Precision Questions

Precision questioning is a technique to motivate a person (or a team) to more fully explore a problem space. Precision questioning is broadly useful, but there are a few instances when it is my tool of choice:

  1. When you know that there is a better answer but need everyone to come along for the journey to that same conclusion.
  2. When a proposal, thesis, or analysis is “almost” there but something feels a little wrong and you can’t quite put your finger on it.

HOW TO DO IT

Break down the space: Ask questions that logically sub-divide the problem space. A variety of fields share the concept of breaking a problem space into logical structures. Binary space partition trees from computer graphics, mutually exclusive comprehensively exhaustive frameworks from management consulting, and option/criteria frameworks from product management are very similar cognitive tools. Shishir Mehrotra, CEO of Coda, calls these “Eigenquestions“.


Litmus tests: Try to find a common scenario that exposes a flaw in the reasoning. This is not about nit picking or picking extreme edge cases and going “haha! Gotcha!”. This is about choosing or designing a mainstream scenario that is a watershed point in a thesis or argument.

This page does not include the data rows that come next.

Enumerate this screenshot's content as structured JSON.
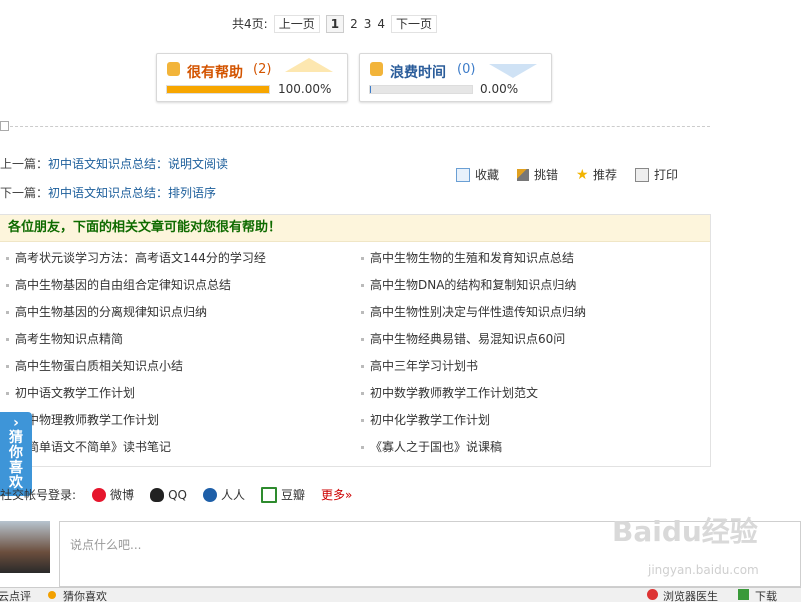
{
  "pager": {
    "total": "共4页:",
    "prev": "上一页",
    "pages": [
      "1",
      "2",
      "3",
      "4"
    ],
    "next": "下一页"
  },
  "votes": {
    "helpful": {
      "label": "很有帮助",
      "count": "(2)",
      "percent": "100.00%",
      "fill": 1.0,
      "color": "#f7a600"
    },
    "waste": {
      "label": "浪费时间",
      "count": "(0)",
      "percent": "0.00%",
      "fill": 0.0,
      "color": "#3d7cc9"
    }
  },
  "article_nav": {
    "prev_label": "上一篇：",
    "prev_title": "初中语文知识点总结：说明文阅读",
    "next_label": "下一篇：",
    "next_title": "初中语文知识点总结：排列语序"
  },
  "tools": [
    "收藏",
    "挑错",
    "推荐",
    "打印"
  ],
  "related": {
    "heading": "各位朋友，下面的相关文章可能对您很有帮助！",
    "left": [
      "高考状元谈学习方法：高考语文144分的学习经",
      "高中生物基因的自由组合定律知识点总结",
      "高中生物基因的分离规律知识点归纳",
      "高考生物知识点精简",
      "高中生物蛋白质相关知识点小结",
      "初中语文教学工作计划",
      "初中物理教师教学工作计划",
      "《简单语文不简单》读书笔记"
    ],
    "right": [
      "高中生物生物的生殖和发育知识点总结",
      "高中生物DNA的结构和复制知识点归纳",
      "高中生物性别决定与伴性遗传知识点归纳",
      "高中生物经典易错、易混知识点60问",
      "高中三年学习计划书",
      "初中数学教师教学工作计划范文",
      "初中化学教学工作计划",
      "《寡人之于国也》说课稿"
    ]
  },
  "sidetab": {
    "arrow": "›",
    "text": "猜你喜欢"
  },
  "social": {
    "label": "社交帐号登录:",
    "weibo": "微博",
    "qq": "QQ",
    "renren": "人人",
    "douban": "豆瓣",
    "more": "更多»"
  },
  "comment": {
    "placeholder": "说点什么吧..."
  },
  "bottombar": {
    "left": "云点评",
    "guess": "猜你喜欢",
    "doctor": "浏览器医生",
    "download": "下载"
  },
  "watermark": {
    "brand": "Baidu经验",
    "url": "jingyan.baidu.com"
  }
}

ELI5: Explain like I am 5. We work in complex spaces. It is easy to get caught up in our own jargon. I often catch myself saying things like “optical modulation transfer function”, “late-stage reprojection”, and “rotationally invariant feature descriptor”. Ask the presenter to explain the concept as if to a child. They might find flaws in their own reasoning without any further prompting.

What must be true for … It can be useful to enumerate what must be true for an overall thesis to be true. Then address recursively process each predicate point-by-point. This forces an explicit enumeration of unspoken assumptions all the way down to first principles.

HOW NOT TO DO IT

Do not ask “Have you thought about X?”. This is condescending. The person who did the work probably understands the space better than you do and has almost certainly thought about X. In fact, it is probably addressed in the pre-read and you didn’t bother to read the pre-read: “Why, yes. I have thought about X. My thoughts are in paragraph 2 on page 1”.

Do not drop knowledge. Precision questioning is about gaining knowledge or the group expanding its knowledge together. It is not about showing off how smart you are or how much you know. Resist the urge.